José Augusto Cardoso Bernardes, professor da Faculdade de Letras da Universidade de Coimbra, proferiu ontem em Bragança a conferência “Gil Vicente no seu tempo e no nosso tempo”. A iniciativa assinalou o arranque da mini-temporada que as companhias A Escola da Noite e o Cendrev realizam esta semana no Teatro Municipal de Bragança, com a co-produção “Embarcação do Inferno”.

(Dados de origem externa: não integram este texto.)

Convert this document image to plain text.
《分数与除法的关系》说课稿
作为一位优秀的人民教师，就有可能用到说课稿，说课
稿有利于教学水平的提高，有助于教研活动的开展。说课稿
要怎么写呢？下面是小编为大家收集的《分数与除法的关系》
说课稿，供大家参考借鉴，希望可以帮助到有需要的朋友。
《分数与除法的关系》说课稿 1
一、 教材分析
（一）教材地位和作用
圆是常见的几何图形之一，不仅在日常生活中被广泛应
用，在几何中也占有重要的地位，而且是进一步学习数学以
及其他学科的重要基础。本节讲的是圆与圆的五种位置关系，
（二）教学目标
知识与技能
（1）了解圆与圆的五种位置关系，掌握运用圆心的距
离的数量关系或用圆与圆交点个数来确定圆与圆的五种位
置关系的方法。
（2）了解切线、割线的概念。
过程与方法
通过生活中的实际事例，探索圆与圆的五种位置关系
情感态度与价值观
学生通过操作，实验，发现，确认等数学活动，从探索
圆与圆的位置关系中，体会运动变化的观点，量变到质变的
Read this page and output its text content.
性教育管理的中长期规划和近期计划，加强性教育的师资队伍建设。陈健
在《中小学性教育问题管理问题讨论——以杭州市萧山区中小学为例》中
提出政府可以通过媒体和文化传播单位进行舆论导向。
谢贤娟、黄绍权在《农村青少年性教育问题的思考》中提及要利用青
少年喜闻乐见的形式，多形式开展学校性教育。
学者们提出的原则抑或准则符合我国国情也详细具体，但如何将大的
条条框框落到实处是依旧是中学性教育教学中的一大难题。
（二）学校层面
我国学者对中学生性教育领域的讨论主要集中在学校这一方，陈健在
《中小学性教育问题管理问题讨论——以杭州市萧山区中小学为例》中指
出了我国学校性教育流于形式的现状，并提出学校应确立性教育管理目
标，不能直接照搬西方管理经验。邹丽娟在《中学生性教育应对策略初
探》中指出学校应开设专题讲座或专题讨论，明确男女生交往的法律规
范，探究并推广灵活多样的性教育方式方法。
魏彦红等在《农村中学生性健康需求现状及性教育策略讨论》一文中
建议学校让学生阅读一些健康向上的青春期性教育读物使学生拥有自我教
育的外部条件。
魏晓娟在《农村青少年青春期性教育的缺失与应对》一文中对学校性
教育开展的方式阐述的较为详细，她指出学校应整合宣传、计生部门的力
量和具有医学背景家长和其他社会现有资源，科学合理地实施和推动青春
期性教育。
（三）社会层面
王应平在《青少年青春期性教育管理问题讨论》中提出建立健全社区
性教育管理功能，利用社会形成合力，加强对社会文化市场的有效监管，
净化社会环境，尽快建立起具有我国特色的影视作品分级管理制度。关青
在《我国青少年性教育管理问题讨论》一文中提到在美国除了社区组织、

Referindo-se aos desafios que a obra de Gil Vicente coloca aos espectadores de hoje, 500 anos depois da época em que foi escrita e apresentada, o prestigiado vicentista reconheceu “a estranheza” que as peças de Vicente podem colocar aos artistas e aos espectadores contemporâneos. Para lidar com ela, é necessário “assumir o incómodo de fazer uma viagem ao século XVI” e compreender os seus textos à luz dos valores da época. Como acontece com toda a boa literatura e o bom teatro, afirmou, a obra de Vicente convida-nos “a sair de nós”, “desinstala-nos” e incita-nos ao “descentramento”.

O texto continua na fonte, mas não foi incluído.